Afsluitend: wij hadden verwacht dat in de Verkenning meer een afweging zou plaats vinden van het nut van verdere investeringen in asfalt en beton versus investeringen in meer natuur en milieu versus investeringen in vermindering emissie en geluidshinder versus investeringen in kennis. Dat is tot nu toe niet helemaal uit de verf gekomen. Het CPB heeft overigens over die afweging tussen de verschillende terreinen in samenwerking met anderen wel een publicatie naar buiten gebracht. Een van de opmerkelijke conclusies is dat in plaats van investeringen of subsidies het soms beter is met regelgeving op te treden. Overheidsinvesteringen zijn vaak niet het juiste middel om de ruimtelijke en economische structuur te veranderen, zo stelt het CPB. Deelt de minister en het kabinet die opvatting? Zou dat niet gevolgen moeten hebben, bijvoorbeeld als het gaat om de sanering van een bedrijfstak (denk aan de intensieve veehouderij)

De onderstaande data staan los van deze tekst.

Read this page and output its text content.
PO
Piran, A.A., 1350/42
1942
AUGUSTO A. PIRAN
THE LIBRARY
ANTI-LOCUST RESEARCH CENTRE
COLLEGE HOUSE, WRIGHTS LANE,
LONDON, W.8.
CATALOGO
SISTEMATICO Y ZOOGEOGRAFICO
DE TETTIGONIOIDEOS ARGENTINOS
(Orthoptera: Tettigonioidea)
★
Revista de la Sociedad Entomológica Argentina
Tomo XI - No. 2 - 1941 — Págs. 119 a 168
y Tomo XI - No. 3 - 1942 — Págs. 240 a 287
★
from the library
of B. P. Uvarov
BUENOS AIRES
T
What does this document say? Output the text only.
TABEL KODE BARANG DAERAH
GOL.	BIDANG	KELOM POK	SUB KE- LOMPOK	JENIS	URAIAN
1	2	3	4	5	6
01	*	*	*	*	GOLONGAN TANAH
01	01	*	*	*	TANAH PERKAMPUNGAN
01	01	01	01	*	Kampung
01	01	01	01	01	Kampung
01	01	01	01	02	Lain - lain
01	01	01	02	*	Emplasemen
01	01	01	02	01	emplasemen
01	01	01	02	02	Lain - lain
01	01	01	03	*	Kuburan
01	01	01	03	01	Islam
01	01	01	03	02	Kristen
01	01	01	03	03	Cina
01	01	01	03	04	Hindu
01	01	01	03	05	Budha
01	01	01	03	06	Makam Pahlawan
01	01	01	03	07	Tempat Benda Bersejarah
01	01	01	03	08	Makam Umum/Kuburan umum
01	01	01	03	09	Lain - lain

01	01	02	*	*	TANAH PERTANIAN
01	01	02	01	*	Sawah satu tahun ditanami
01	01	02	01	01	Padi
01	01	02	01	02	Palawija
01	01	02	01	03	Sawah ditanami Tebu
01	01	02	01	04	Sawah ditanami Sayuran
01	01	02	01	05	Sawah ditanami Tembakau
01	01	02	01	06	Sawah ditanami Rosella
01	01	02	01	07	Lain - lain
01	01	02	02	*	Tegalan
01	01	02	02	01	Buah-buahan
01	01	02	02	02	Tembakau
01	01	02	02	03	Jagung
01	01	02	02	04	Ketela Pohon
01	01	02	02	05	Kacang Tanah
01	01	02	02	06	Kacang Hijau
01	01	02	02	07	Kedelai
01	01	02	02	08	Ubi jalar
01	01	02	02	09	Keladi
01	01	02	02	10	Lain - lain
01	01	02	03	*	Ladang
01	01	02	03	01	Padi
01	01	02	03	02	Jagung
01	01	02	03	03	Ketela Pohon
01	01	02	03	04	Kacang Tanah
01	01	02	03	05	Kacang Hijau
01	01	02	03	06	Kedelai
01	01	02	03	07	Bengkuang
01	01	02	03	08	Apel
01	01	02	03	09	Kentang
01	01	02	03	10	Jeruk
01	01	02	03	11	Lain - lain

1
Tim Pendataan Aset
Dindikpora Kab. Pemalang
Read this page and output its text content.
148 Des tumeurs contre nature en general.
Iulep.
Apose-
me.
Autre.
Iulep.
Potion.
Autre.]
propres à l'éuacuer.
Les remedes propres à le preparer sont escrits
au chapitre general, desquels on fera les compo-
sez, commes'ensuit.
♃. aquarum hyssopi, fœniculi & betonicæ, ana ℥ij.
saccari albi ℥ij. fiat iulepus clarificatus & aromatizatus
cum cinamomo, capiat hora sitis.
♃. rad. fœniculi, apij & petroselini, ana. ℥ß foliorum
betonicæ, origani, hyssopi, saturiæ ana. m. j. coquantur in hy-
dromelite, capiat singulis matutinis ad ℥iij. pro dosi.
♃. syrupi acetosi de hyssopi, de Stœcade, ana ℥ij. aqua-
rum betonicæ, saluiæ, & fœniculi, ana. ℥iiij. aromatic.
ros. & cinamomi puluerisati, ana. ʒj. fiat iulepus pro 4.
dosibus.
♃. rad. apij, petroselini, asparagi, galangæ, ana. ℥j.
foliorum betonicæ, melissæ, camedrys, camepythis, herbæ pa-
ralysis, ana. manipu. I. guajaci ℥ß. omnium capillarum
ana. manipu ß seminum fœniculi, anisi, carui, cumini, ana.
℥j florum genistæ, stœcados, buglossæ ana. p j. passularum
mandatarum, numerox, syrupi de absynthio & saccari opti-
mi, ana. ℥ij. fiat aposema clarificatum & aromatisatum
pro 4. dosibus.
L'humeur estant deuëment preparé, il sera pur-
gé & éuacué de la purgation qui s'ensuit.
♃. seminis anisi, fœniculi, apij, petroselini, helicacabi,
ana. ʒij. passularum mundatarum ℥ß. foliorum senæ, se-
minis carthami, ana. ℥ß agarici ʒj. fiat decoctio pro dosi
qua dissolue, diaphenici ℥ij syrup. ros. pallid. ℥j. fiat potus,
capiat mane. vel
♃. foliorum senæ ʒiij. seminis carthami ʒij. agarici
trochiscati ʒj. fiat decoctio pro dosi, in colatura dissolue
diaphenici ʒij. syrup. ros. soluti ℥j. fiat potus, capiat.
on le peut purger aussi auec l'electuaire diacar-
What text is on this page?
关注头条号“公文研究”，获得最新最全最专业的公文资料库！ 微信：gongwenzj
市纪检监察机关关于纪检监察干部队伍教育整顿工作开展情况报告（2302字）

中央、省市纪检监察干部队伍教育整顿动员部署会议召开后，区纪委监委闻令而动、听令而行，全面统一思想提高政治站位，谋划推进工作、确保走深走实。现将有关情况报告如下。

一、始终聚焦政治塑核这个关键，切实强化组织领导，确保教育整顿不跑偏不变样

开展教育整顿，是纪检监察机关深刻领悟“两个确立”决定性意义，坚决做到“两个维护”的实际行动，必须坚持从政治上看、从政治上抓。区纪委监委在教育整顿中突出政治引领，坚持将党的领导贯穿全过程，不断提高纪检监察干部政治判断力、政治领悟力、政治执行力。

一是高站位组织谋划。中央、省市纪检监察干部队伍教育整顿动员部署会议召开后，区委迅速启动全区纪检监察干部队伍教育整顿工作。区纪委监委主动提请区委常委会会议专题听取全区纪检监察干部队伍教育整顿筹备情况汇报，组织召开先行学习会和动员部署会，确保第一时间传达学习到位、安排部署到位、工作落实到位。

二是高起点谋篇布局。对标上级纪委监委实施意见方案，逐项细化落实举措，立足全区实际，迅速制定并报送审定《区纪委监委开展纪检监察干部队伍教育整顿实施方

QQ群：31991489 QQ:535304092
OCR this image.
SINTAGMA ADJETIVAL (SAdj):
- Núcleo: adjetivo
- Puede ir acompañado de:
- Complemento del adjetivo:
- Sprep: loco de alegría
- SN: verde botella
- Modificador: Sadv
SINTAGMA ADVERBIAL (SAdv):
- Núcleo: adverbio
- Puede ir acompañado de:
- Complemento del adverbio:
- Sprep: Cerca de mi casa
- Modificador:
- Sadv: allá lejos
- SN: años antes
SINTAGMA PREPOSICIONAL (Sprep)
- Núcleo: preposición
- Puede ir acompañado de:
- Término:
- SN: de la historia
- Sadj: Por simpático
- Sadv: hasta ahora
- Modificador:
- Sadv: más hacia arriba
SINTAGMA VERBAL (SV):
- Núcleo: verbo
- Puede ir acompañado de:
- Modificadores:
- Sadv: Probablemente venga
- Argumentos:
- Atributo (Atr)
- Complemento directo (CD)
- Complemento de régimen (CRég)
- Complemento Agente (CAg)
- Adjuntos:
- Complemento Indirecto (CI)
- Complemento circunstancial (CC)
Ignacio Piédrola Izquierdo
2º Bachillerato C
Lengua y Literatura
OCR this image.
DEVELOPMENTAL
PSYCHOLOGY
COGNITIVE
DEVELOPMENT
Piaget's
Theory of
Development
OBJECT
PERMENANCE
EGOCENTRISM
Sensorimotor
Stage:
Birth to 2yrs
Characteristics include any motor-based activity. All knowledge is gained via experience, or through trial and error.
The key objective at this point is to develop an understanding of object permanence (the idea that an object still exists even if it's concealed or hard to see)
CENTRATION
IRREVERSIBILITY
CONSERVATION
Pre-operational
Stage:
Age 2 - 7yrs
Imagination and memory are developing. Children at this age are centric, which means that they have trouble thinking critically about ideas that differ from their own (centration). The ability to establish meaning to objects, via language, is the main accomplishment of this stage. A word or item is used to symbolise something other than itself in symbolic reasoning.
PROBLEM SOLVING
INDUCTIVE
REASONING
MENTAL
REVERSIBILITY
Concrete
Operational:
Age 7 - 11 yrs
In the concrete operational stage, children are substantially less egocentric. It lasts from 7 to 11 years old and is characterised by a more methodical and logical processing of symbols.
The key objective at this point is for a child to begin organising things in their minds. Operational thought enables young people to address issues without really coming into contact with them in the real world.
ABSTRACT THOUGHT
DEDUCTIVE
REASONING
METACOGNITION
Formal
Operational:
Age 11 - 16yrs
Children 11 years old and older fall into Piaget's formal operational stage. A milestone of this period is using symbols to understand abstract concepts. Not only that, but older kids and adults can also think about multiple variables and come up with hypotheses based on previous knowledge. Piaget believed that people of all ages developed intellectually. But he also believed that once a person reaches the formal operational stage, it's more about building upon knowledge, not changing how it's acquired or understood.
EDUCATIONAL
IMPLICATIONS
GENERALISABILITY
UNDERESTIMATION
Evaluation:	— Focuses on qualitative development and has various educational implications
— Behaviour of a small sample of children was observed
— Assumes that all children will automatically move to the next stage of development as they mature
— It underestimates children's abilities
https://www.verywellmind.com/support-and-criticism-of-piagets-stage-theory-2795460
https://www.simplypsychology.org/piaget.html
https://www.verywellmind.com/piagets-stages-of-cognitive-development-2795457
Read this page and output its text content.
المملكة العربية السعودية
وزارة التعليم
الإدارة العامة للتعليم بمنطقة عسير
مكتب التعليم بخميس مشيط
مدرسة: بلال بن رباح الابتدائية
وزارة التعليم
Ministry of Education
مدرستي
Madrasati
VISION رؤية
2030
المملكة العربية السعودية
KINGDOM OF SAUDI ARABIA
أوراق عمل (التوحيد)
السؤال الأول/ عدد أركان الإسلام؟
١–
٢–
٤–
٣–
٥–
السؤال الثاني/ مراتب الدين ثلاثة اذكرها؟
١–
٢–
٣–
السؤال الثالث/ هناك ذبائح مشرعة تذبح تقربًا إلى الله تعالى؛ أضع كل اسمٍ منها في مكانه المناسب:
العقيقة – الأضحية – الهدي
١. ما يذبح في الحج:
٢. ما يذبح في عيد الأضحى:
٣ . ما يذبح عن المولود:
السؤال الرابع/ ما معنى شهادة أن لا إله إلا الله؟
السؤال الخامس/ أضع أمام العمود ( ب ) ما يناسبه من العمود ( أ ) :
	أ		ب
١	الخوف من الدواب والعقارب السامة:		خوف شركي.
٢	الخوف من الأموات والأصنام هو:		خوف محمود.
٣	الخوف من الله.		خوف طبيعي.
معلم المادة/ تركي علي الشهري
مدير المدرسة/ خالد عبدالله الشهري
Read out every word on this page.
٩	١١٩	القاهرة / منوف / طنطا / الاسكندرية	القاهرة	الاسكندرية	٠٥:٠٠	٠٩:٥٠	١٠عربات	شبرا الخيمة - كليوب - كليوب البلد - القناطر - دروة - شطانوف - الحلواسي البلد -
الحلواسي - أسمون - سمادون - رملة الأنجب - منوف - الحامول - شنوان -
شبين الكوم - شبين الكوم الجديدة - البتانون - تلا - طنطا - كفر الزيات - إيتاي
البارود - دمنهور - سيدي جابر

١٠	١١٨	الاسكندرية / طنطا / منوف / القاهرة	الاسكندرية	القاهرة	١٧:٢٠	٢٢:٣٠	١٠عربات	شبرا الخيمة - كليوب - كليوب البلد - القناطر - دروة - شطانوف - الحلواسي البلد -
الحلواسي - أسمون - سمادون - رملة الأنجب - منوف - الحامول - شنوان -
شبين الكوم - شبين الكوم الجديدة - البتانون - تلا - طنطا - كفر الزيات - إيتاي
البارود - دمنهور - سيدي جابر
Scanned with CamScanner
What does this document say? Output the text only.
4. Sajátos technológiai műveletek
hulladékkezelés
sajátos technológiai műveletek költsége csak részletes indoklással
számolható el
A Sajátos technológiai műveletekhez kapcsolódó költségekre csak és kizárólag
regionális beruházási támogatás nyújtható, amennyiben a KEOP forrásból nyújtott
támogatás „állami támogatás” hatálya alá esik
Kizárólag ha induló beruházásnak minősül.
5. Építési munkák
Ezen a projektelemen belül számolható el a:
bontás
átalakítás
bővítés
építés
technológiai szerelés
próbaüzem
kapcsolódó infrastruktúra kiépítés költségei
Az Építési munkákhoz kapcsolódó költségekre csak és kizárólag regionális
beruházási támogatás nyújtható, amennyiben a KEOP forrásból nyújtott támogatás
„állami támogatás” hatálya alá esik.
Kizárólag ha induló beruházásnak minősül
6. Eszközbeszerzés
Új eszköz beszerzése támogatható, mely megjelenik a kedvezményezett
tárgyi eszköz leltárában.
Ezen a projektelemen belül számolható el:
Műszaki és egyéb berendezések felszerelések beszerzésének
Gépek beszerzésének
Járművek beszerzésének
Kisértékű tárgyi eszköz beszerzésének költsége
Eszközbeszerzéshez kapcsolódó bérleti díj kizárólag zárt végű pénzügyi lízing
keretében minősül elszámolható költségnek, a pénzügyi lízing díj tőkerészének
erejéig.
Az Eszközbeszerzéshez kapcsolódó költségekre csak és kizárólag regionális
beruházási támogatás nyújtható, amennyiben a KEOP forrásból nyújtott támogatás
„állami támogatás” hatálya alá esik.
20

Oordeel over functioneren EZ

Waardering voor de actieve aanpak van exportbevordering (zowel van de staatssecretaris als van de minister, in het bijzonder haar reis met vrouwelijke ondernemers. Voor wat betreft dit laatste: emancipatie op het ministerie krijgt hopelijk de komende maanden nog wat aandacht, anders gaat de minister wel met vrouwelijke ondernemers op reis maar met alleen mannelijke ambtenaren). Ons inziens kan exportbevordering wat minder prioriteit krijgen; besteed gelden en richt energie op andere prioriteiten:


* waarborging van publieke belangen


* vergroening en een duurzamer energiehuishouding

* intensivering kenniseconomie


* verbetering mededinging en marktwerking


* vergroting leefbaarheid door ICES-investeringen
De minister heeft zich leren kennen door allerlei vaak nogal ideologisch getinte en forse uitspraken. Tegelijkertijd moeten we constateren dat als het gaat om de beleidsgebieden die wij besproken hebben een actief (of activistisch) EZ-beleid achterwege blijft. De minister gelooft in de ogen van de PvdA-fractie teveel in de zaligmakende werking van de markt en laat daarom het voeren van beleid te veel achterwege.